Convention de divorce : contenu obligatoire – Art. 229-3

Art. 229-3 liste six mentions (à peine de nullité) dans la convention de consentement mutuel : identité, avocats, accord, règlement, état liquidatif, mineur.

Texte officiel Art. 229-3 Code civil — France

Le consentement au divorce et à ses effets ne se présume pas.
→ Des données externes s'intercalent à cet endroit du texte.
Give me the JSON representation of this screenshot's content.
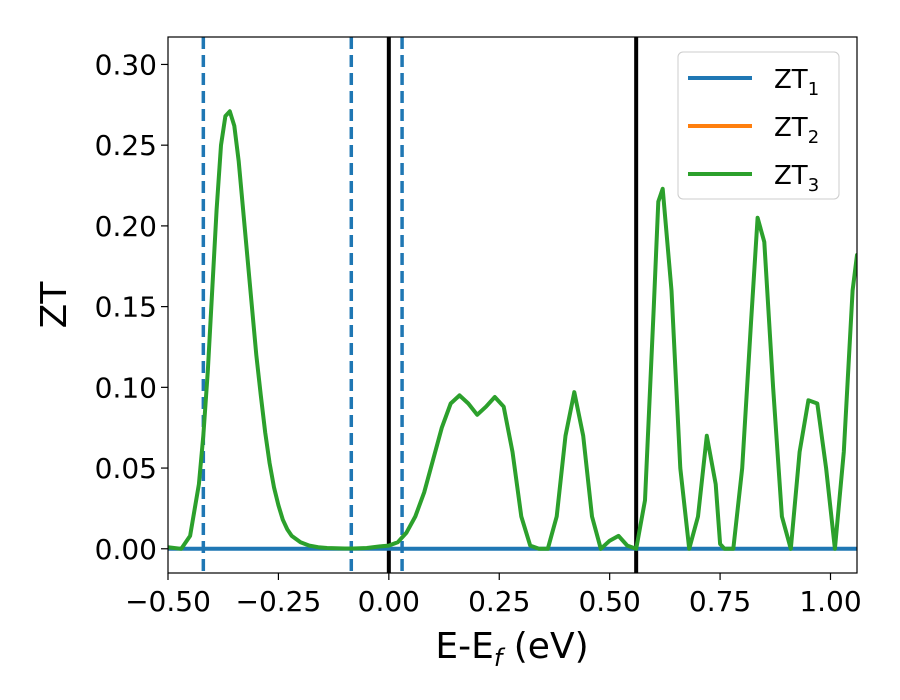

La convention comporte expressément, à peine de nullité : 1° Les nom, prénoms, profession, résidence, nationalité, date et lieu de naissance de chacun des époux, la date et le lieu de mariage, ainsi que les mêmes indications, le cas échéant, pour chacun de leurs enfants ; 2° Le nom, l'adresse professionnelle et la structure d'exercice professionnel des avocats chargés d'assister les époux ainsi que le barreau auquel ils sont inscrits ; 3° La mention de l'accord des époux sur la rupture du mariage et sur ses effets dans les termes énoncés par la convention ; 4° Les modalités du règlement complet des effets du divorce conformément au chapitre III du présent titre, notamment s'il y a lieu au versement d'une prestation compensatoire ; 5° L'état liquidatif du régime matrimonial, le cas échéant en la forme authentique devant notaire lorsque la liquidation porte sur des biens soumis à publicité foncière, ou la déclaration qu'il n'y a pas lieu à liquidation ; 6° La mention que le mineur a été informé par ses parents de son droit à être entendu par le juge dans les conditions prévues à l'article 388-1 et qu'il ne souhaite pas faire usage de cette faculté.

Texte en vigueur au .

Source : Légifrance — Direction de l'information légale et administrative (DILA) (legifrance.gouv.fr), reproduit sous licence Licence Ouverte / Open Licence 2.0.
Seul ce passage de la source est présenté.